VS2013 also expands support for new languages like TypeScript. TypeScript compiles down to JavaScript, but makes working with complex JavaScript-related operations far more manageable since TypeScript supports the full compliment of classes, interfaces, and modules that OOP programmers have come to rely on. VS2013 works with TypeScript just like it does with other languages by providing full support for code navigation and refactoring, statement auto-completion, and the like. And TypeScript can use popular JavaScript libraries such as Bootstrap and jQuery.


VS2013 enhances the test case management capabilities to allow you to more fully manage your test plans without having to switch to the Test Professional client. You can now create/modify test plans, suites and shared steps on the web.

VS2013 improved the test running experience making it easier to capture screenshots, etc.
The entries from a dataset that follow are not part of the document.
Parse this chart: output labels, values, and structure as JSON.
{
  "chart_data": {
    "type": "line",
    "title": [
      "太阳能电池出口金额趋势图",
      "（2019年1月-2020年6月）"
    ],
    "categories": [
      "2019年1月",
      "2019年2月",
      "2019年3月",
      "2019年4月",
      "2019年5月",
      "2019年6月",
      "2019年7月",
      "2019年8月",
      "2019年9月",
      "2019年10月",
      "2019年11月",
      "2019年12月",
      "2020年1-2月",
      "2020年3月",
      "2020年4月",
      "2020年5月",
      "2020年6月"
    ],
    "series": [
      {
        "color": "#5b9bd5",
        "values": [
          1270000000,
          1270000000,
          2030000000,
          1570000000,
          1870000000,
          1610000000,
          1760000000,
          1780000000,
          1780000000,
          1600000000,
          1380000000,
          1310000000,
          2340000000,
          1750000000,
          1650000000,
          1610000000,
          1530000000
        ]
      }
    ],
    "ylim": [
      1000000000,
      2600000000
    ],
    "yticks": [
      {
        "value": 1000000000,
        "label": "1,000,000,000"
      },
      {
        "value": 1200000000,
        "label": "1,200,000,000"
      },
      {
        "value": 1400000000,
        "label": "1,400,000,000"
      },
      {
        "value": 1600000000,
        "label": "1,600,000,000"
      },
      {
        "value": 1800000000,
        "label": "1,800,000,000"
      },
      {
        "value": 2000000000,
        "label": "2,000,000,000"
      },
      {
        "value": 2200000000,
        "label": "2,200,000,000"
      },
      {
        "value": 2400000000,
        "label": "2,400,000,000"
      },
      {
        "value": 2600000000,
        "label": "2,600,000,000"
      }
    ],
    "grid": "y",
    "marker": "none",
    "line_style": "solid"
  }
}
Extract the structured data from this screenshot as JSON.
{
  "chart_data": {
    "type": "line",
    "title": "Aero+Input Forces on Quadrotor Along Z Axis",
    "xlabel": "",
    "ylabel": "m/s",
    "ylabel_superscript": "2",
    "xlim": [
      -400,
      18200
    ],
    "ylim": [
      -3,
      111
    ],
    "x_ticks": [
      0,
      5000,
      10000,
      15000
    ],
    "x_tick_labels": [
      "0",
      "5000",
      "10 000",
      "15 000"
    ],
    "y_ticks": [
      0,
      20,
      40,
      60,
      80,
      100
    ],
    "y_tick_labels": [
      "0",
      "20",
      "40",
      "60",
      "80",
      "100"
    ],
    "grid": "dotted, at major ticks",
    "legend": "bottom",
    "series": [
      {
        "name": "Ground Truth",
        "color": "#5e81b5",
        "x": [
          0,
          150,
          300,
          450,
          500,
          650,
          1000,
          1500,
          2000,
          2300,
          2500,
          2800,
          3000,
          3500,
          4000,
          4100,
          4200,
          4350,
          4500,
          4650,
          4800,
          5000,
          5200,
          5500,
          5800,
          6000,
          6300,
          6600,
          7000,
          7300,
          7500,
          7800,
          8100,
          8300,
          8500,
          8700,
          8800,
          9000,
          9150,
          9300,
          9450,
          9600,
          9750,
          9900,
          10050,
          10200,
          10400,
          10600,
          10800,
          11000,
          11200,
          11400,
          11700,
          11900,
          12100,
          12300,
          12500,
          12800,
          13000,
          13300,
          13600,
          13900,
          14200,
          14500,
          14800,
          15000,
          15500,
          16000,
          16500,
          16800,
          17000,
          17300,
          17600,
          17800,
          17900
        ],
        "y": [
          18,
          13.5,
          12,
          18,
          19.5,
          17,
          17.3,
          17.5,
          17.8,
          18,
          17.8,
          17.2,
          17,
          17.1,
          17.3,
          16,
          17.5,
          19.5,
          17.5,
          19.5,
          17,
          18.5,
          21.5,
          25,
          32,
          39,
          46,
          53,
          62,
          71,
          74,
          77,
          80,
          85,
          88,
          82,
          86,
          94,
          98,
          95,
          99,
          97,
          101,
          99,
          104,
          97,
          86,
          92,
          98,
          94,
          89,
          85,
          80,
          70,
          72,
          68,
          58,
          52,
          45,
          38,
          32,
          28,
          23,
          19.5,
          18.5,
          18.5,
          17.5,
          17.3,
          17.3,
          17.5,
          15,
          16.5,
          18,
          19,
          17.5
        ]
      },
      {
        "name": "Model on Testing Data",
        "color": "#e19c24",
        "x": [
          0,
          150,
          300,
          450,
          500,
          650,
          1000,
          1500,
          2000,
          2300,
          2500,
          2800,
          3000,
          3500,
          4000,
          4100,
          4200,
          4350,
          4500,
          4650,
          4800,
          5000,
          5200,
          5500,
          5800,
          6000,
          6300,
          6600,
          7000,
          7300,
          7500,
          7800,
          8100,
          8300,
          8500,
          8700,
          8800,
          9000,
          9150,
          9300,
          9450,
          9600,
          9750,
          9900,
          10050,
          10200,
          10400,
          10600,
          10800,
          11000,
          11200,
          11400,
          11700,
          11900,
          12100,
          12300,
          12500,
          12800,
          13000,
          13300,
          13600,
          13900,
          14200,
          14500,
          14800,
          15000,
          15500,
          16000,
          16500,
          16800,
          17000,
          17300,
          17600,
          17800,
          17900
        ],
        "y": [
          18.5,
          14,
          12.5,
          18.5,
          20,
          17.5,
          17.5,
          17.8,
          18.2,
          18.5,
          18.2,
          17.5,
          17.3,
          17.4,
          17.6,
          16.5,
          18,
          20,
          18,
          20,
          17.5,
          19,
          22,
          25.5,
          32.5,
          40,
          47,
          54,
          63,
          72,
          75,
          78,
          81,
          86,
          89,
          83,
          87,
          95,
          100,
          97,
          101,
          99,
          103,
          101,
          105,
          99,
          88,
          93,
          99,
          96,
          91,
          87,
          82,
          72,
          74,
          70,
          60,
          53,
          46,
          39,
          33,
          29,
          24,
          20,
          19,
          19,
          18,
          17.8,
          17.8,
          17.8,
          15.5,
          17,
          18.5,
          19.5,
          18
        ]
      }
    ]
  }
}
In addition to the next round of improvements to VS2013 web based test case management solution – there is a new feature: cloud load testing. To run a cloud based load test on Team Foundation Service, just create/record a load test and choose the option in your test settings.

And in a short time, you’ll see the progress on your test:

Team Collaboration

One of the core value propositions of Team Foundation Server is to help software development teams collaborate. This is usually by providing transparency into what is happening in the software development process so that everyone stays up to date and knows how to make the best decisions. With TFS 2013 Microsoft is trying a new tact to facilitate that called “Team Rooms”.


In summary, Visual Studio 2013 improves a developer's productivity in many ways, as compared to its predecessor: in the editors, in the debuggers, in the frameworks, in the wizards, and in the performance and diagnostics tools. Visual Studio 2013 Ultimate goes beyond development to unit testing, smoke testing, load testing, and all the way to continuous builds and release management.

Visual Studio 2013 installs side by side with Visual Studio 2012, and the projects and solutions are largely interchangeable. Upgrading from Visual Studio 2012 Professional to Visual Studio 2013 Professional costs a mere $99 until the end of January, and upgrading any other edition is just a matter of renewing your MSDN subscription. I'd suggest that, unless you discover incompatibilities between compiler versions that affect your code, upgrading is a no-brainer.